THE INTERESTS OF SHAREHOLDERS AND WORKERS ARE NOT THE SAME
On GKN’s website we are told that the company is “a global engineering business. Every time you travel by road or air almost anywhere in the world it is likely that GKN is helping you on your way. We design, manufacture and service systems and components for original equipment manufacturers around the world.” The company, which employs 58,000 globally and 6,000 in Britain, works with Airbus and Boeing on defence projects and supplies equipment to the RAF and the Army, whilst its automotive division supplies parts to around half the companies manufacturing cars and trucks. But right now all is not well with GKN.
Rumbling financial problems at the global company came to a head in the US aerospace sector when news broke at the end of 2017 that the company “would have to write off mountains of overvalued inventory and unpaid bills”, revealing a black hole in the company’s finances which has given shareholders the jitters. Subsequent panic-stricken management switches have failed to calm nerves, exposing the whole of GKN to a series of hostile bids from Melrose, a band of vulture capitalists. Melrose specialises in sniffing out businesses in trouble, breaking them up and selling parts quickly on. Unite calculate that if Melrose’s hostile bid succeeds GKN will end up over £1.3 billion in debt.
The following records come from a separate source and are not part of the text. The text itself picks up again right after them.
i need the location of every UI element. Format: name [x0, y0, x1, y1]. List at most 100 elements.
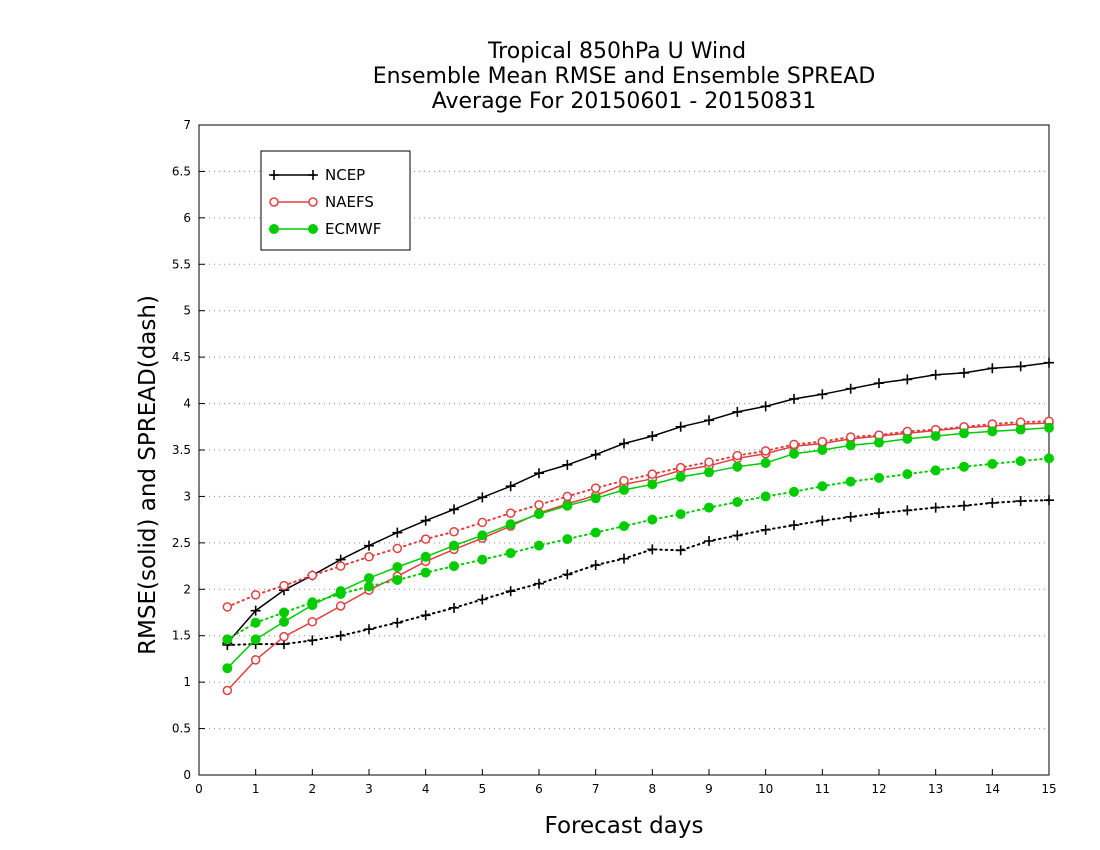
data-point: [222, 685, 233, 696]
data-point: [307, 597, 318, 608]
x-tick-label: 0: [195, 782, 203, 796]
data-point: [647, 479, 658, 490]
data-point: [534, 500, 544, 510]
data-point: [505, 548, 516, 559]
data-point: [760, 491, 771, 502]
data-point: [675, 545, 686, 556]
data-point: [845, 511, 856, 522]
data-point: [420, 534, 431, 544]
series-naefs-dotted: [222, 416, 1054, 612]
x-tick-label: 12: [871, 782, 886, 796]
data-point: [874, 508, 884, 519]
data-point: [269, 197, 279, 207]
data-point: [562, 500, 573, 511]
data-point: [420, 567, 431, 578]
legend-entry-naefs: NAEFS: [269, 193, 374, 211]
data-point: [250, 634, 261, 645]
title-line-1: Tropical 850hPa U Wind: [487, 39, 746, 64]
series-line: [226, 422, 1050, 692]
data-point: [364, 540, 374, 551]
x-tick-label: 11: [815, 782, 830, 796]
y-tick-label: 5: [183, 304, 191, 318]
x-tick-label: 2: [309, 782, 317, 796]
data-point: [307, 617, 318, 627]
y-tick-label: 2.5: [172, 536, 191, 550]
data-point: [279, 631, 289, 642]
x-tick-label: 15: [1041, 782, 1056, 796]
series-ncep-solid: [222, 357, 1054, 649]
data-point: [335, 588, 346, 599]
y-tick-label: 6: [183, 211, 191, 225]
data-point: [704, 457, 714, 467]
data-point: [845, 432, 856, 442]
data-point: [817, 481, 828, 492]
data-point: [250, 617, 261, 628]
data-point: [307, 635, 318, 646]
data-point: [732, 530, 743, 541]
data-point: [789, 448, 799, 459]
series-ecmwf-dotted: [222, 453, 1054, 645]
data-point: [874, 378, 884, 389]
data-point: [420, 610, 431, 621]
data-point: [392, 543, 403, 554]
data-point: [279, 580, 289, 591]
y-tick-label: 1: [183, 675, 191, 689]
data-point: [902, 433, 913, 444]
data-point: [902, 469, 913, 480]
data-point: [222, 634, 233, 645]
data-point: [335, 601, 346, 611]
data-point: [534, 578, 544, 589]
data-point: [269, 170, 279, 180]
data-point: [308, 224, 318, 234]
data-point: [732, 450, 743, 461]
data-point: [250, 605, 261, 616]
data-point: [308, 197, 318, 207]
series-ecmwf-solid: [222, 422, 1054, 674]
data-point: [364, 573, 374, 584]
data-point: [477, 594, 488, 605]
x-tick-label: 14: [985, 782, 1000, 796]
data-point: [250, 590, 261, 600]
data-point: [222, 663, 233, 674]
data-point: [449, 540, 459, 551]
data-point: [902, 374, 913, 385]
data-point: [1015, 361, 1026, 372]
data-point: [619, 475, 629, 486]
series-line: [226, 457, 1050, 641]
data-point: [789, 439, 799, 450]
y-tick-label: 4.5: [172, 350, 191, 364]
data-point: [364, 581, 374, 592]
x-tick-label: 3: [365, 782, 373, 796]
y-tick-label: 6.5: [172, 164, 191, 178]
data-point: [704, 415, 714, 426]
legend-label: NAEFS: [325, 193, 374, 211]
data-point: [562, 491, 573, 502]
data-point: [590, 527, 601, 538]
legend-entry-ncep: NCEP: [269, 166, 365, 184]
data-point: [392, 527, 403, 538]
x-tick-label: 1: [252, 782, 260, 796]
data-point: [534, 540, 544, 551]
data-point: [817, 445, 828, 455]
data-point: [449, 561, 459, 572]
title-line-3: Average For 20150601 - 20150831: [432, 89, 817, 114]
y-tick-label: 3: [183, 489, 191, 503]
data-point: [392, 617, 403, 628]
data-point: [789, 486, 799, 497]
x-tick-label: 9: [705, 782, 713, 796]
data-point: [930, 502, 941, 513]
data-point: [477, 492, 488, 503]
data-point: [335, 630, 346, 641]
data-point: [505, 481, 516, 492]
data-point: [505, 508, 516, 518]
data-point: [959, 500, 969, 511]
y-axis: 0 0.5 1 1.5 2 2.5 3 3.5 4 4.5 5 5.5 6 6.5 7: [172, 118, 205, 782]
data-point: [987, 458, 998, 469]
data-point: [505, 586, 516, 597]
data-point: [760, 446, 771, 456]
data-point: [675, 509, 686, 520]
data-point: [647, 544, 658, 555]
data-point: [562, 569, 573, 580]
y-axis-label: RMSE(solid) and SPREAD(dash): [135, 295, 161, 655]
data-point: [760, 401, 771, 412]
Hoping to forestall this ignominious conclusion to an industrial career which began in the eighteenth century, GKN first announced plans to hive off its automotive division, then days later proposed that said division be merged with Dana, a company with which GKN had previously collaborated. Whilst some see this as a smart move by the GKN board, others caution that separating the automotive from the aerospace sector could weaken the ability of the latter to resist being snaffled up in a future hostile bid.
Undeterred Melrose made what it said was its final bid for the whole of GKN on 12 March, hoping to get support from key shareholders.
Whatever the fat cat shareholders decide about the Melrose bid, and whether or not the merger of GKN’s automotive business with Dana goes ahead, what is clear is that the fate of thousands of workers depends upon decisions being taken in boardrooms and back offices by unelected managers and bureaucrats and shareholders for whom nobody voted. These decisions can affect not only the jobs and pensions of those in Birmingham and the West Midlands, but also can have a knock-on effect on those working for plants relying on parts and systems supplied by GKN such as Toyota and Jaguar. This is the real face of British “democracy”, in which the lords of capital dictate the whole productive existence of society on a throw of dice.
Workers need to organise to defend their jobs, their pensions, their rights. Resistance to capitalism will flourish when it is fought out as class against class, not “British jobs” versus “foreign jobs”, and certainly not “national security” versus the world.